Luhrmann can also give us a great hissable villain. He's got one in nearly every movie, and here that role is played by Bill Hunter as the conniving president of the Australian Dance Federation. Hunter may be the primary recipient of the "frenetic close-up" described earlier, and he gives a performance to match, without ever going over the top.
Ballroom is simply a joyous celebration, but perhaps my favorite element was its lead actress, Tara Morice. Morice is not a traditional beauty, something that made her very right for this role, but probably prevented her from having a particularly fruitful career (though she did appear in a half-dozen more movies). What she has beyond her non-traditional beauty, though, is a surplus of pluck and likability. A rush of sympathy courses through the viewer whenever she appears on screen. The extent to which you want her character to succeed is also what helps make this movie feel so romantic, even when her romantic on-screen partner is a novice actor who was selected for his renowned dance abilities more than his ability to read lines. Because Luhrmann has an innate talent for this kind of thing -- Moulin Rouge! may be one of the most romantic movies I've ever seen -- he gets everything he's looking for out of the pairing of Mercurio and Morice.

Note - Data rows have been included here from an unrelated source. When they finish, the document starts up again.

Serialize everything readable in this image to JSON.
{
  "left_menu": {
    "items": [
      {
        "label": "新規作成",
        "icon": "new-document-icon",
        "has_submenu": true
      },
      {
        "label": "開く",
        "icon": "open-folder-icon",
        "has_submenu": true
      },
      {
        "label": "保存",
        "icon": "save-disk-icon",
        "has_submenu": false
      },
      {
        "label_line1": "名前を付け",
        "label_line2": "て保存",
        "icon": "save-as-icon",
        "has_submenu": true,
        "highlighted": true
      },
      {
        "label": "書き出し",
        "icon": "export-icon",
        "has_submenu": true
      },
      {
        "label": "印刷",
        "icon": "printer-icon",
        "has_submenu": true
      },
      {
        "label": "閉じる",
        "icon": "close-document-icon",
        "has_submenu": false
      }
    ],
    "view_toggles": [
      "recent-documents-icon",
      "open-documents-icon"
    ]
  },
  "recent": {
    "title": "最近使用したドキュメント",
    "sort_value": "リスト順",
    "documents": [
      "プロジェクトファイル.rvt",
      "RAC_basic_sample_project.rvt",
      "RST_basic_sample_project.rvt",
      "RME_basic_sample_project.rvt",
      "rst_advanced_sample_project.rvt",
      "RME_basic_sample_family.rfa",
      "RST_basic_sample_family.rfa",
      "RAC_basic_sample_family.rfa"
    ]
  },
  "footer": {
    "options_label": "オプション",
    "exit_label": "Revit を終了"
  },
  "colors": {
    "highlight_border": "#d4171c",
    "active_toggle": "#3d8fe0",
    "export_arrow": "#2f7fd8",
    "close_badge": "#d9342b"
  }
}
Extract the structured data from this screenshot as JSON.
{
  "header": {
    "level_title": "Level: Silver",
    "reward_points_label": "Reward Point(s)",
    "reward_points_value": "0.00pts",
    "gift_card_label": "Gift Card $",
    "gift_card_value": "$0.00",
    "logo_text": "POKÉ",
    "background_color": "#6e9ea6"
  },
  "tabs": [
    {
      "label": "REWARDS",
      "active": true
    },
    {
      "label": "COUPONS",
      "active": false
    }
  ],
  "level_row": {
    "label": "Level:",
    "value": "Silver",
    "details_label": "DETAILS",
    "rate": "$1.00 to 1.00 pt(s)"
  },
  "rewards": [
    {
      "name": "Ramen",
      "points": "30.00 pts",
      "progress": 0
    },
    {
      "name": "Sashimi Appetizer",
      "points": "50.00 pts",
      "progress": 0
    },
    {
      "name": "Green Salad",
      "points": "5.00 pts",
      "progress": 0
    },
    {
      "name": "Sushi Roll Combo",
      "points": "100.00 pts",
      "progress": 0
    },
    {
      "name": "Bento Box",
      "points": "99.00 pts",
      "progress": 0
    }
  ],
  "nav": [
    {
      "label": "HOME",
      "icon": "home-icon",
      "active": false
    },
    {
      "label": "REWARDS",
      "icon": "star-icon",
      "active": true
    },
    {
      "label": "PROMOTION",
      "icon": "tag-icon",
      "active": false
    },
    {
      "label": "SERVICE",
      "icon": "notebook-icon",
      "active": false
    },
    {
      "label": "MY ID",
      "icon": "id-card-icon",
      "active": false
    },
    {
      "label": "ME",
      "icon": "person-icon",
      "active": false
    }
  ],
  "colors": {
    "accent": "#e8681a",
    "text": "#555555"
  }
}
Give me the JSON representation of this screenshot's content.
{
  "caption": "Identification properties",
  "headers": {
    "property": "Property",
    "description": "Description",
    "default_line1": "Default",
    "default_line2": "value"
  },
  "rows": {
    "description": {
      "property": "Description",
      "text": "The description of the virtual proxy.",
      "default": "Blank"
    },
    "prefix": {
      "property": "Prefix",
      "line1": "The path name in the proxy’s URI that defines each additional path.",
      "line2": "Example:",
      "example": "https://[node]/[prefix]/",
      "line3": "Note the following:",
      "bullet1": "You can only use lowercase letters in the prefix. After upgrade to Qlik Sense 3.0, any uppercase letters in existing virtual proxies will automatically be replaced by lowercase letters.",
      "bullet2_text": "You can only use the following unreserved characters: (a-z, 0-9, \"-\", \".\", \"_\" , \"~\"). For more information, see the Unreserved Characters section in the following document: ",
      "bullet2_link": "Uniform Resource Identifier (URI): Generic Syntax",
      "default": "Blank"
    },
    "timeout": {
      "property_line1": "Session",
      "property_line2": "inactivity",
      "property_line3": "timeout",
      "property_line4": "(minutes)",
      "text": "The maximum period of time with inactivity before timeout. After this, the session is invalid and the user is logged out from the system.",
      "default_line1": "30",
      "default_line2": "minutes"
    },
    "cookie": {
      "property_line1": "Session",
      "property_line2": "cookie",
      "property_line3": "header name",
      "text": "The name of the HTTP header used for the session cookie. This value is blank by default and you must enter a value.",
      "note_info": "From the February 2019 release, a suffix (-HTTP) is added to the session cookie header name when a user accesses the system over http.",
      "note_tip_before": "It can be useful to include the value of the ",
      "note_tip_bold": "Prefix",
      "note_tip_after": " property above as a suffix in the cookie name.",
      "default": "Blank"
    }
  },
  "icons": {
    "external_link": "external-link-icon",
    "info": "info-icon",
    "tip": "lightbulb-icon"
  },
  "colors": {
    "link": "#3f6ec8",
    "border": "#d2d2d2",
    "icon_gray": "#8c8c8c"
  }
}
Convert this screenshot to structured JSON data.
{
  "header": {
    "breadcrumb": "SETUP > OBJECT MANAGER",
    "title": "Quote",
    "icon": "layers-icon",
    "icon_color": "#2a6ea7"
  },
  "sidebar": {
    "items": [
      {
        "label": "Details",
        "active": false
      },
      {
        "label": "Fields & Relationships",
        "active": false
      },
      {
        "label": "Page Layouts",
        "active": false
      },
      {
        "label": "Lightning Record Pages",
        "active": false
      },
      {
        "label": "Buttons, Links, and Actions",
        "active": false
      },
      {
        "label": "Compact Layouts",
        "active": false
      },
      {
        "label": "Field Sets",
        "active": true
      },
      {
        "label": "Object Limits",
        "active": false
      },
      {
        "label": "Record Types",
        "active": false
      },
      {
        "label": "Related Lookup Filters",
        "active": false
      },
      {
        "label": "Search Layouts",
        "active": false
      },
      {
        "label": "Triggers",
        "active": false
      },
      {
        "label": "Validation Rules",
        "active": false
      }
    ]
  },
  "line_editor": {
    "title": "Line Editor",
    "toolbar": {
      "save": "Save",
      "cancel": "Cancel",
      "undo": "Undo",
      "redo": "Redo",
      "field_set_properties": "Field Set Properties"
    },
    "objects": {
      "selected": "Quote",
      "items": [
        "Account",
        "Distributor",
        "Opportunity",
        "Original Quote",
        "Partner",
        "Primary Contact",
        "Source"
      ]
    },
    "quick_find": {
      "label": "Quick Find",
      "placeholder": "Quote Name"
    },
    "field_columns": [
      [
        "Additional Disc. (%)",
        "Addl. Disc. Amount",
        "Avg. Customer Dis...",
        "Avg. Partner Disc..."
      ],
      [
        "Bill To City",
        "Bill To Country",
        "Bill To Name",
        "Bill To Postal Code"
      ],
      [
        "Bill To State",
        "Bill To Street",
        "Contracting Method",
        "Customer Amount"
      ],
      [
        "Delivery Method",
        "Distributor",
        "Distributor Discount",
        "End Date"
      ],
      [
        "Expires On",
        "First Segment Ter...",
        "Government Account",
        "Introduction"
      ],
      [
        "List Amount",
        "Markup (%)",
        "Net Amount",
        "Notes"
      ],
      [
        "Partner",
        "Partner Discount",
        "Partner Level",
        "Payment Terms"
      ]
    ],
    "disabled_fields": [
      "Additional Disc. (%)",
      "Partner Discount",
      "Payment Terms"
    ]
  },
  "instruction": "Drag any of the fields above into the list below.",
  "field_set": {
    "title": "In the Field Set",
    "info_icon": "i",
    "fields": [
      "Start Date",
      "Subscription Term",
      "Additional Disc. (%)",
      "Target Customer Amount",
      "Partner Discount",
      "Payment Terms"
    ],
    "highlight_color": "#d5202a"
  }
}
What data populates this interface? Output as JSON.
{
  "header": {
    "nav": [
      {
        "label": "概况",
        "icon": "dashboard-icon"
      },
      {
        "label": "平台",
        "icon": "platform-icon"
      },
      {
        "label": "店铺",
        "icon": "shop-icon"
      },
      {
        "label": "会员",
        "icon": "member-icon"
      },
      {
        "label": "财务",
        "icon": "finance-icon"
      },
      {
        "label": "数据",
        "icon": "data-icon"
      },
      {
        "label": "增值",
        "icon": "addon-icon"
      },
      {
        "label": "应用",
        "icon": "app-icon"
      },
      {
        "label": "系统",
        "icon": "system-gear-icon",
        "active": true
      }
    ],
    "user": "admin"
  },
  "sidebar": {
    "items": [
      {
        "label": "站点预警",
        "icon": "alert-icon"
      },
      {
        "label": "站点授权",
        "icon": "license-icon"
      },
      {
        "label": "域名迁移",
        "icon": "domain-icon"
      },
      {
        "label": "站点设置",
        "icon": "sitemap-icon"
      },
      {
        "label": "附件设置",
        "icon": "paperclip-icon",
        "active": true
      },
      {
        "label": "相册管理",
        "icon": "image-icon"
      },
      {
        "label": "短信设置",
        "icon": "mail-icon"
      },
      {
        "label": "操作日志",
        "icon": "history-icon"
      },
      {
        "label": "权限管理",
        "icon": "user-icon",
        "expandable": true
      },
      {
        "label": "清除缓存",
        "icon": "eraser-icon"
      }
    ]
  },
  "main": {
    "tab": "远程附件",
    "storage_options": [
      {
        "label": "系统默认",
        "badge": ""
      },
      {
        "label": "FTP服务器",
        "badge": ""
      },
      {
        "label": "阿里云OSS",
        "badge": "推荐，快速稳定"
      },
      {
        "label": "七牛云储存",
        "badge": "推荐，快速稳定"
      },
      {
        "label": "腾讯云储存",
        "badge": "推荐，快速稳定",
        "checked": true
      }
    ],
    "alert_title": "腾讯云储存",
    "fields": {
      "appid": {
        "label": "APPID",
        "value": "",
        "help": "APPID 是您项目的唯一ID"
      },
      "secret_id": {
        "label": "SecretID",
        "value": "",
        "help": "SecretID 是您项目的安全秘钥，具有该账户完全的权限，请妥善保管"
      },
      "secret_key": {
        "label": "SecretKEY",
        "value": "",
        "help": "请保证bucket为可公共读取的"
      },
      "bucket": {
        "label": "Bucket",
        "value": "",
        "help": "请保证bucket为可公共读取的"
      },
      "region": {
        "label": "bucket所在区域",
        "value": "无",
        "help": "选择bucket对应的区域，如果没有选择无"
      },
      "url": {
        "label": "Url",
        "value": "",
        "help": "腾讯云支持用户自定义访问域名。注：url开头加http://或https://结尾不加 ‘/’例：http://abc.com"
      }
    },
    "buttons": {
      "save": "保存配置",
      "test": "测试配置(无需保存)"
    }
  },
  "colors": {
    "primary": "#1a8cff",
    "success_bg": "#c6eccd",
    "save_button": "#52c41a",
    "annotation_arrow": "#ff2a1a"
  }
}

So when do we get Luhrmann's version of West Side Story, on the nose though it may be? Having really liked -- and possibly even loved -- Strictly Ballroom, I'm more ready for it than ever.
Okay, on to April. In April I'm going with a film by another Australian crossover director, Alex Proyas, who directed The Crow and Dark City. The movie I've chosen actually comes after he made those two Hollywood movies, 2002's Garage Days.